Like Sandberg, when I was younger I used to organize my siblings and cousins into rehearsing and performing the plays I had written. As the eldest of four children, and oldest girl in a 26-strong group of grandchildren, "bossy" is a word that has been thrown at me for as long as I can remember: often critically, sometimes lovingly, but never at my older male cousin who's equally confident and assertive. 

Yet the characteristics that earned me the "bossy" badge growing up are the very same that drove me to run successfully for election as the president of the Cambridge Union Society at university — in fact, I was the debating society's 24th female president in a near 200-year history of three presidents a year (you do the math). My "bossy" nature is also the one that's come in handy when applying for competitive graduate schools and jobs, and the very same that has fueled my desire and dedication to pursue journalism.

I'm lucky that — "bossy" overuse aside — I have an overwhelmingly loving and supportive family who encouraged me from the onset to embrace my go-getting personality and to reach for whatever goal I had in sight. But it's easy to see how a girl without such helpful teachers and nurturing parents, and with less thick skin, could find her leadership qualities quashed by a pervasive, pejorative and pernicious five-letter word. One of these girls, for example:

When I sat down to write this article, I put out a feeler on Facebook, wondering if any of my friends had been called bossy. I received several messages, including some from people I hadn't heard from in years.

A female friend who coxes a high-performance men's rowing squad in the UK said she regularly gets asked, "Don't you have to be really bossy to do that?" — and it's never the girls who use the b-word, just the guys, she said. Another female friend told me she frequently gets called aggressive and intimidating at work — or even ballsy, which is another problematic b-word because it suggests that assertive women are successful because they're like men.

"I work for a private defense contractor, operating mainly in Iraq and Afghanistan, and it's essentially me against a whole office of big, burly, testosterone-filled, military men. I have to be very forceful with my opinions to make sure I'm not ignored, so I get called bossy a lot," a third friend told me. "The other day a guy from work said not only that I was bossy but compared me to an overzealous al-Qaida lieutenant."

This friend admitted that she hates the word bossy, but lets it slide at work because her male colleagues "openly admit that they only call me bossy because they're scared that I'm smarter than them." The b-bomb clearly isn't just a problem for school girls — it's used to minimalize women in the workplace, and it's an offensive that's been hurled at powerful ladies for decades

To be sure, not everyone has climbed aboard Sandberg's campaign. Opponents took to Twitter to disagree with #banbossy's aims, or to point out the irony of someone bossing other people to stop using the word bossy. 
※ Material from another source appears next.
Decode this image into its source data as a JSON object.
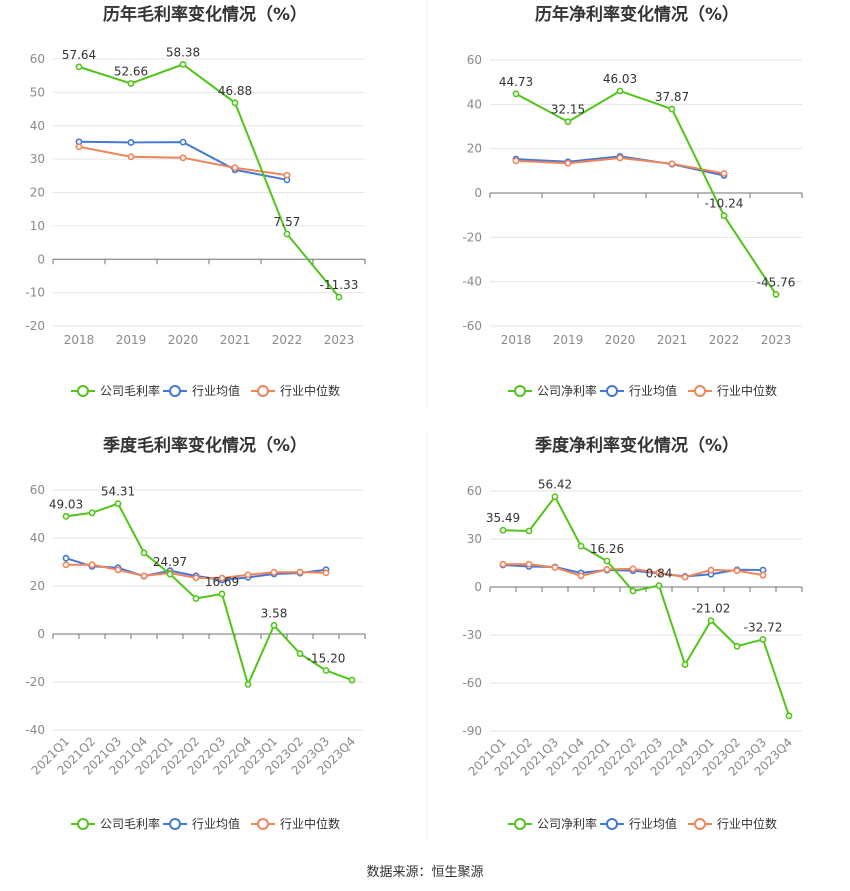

But Sandberg's campaign isn't really a push to extinguish the word "bossy" from our vernacular in a literal sense. It's about raising awareness of how girls and boys are treated differently in the classroom, about how unthoughtful language affects our behavior in society and about how we can better encourage young women to be leaders. As Sandberg says, "Bossy is just the beginning."

This is a campaign I can get wholeheartedly behind. You should, too — and don't call me bossy for saying so.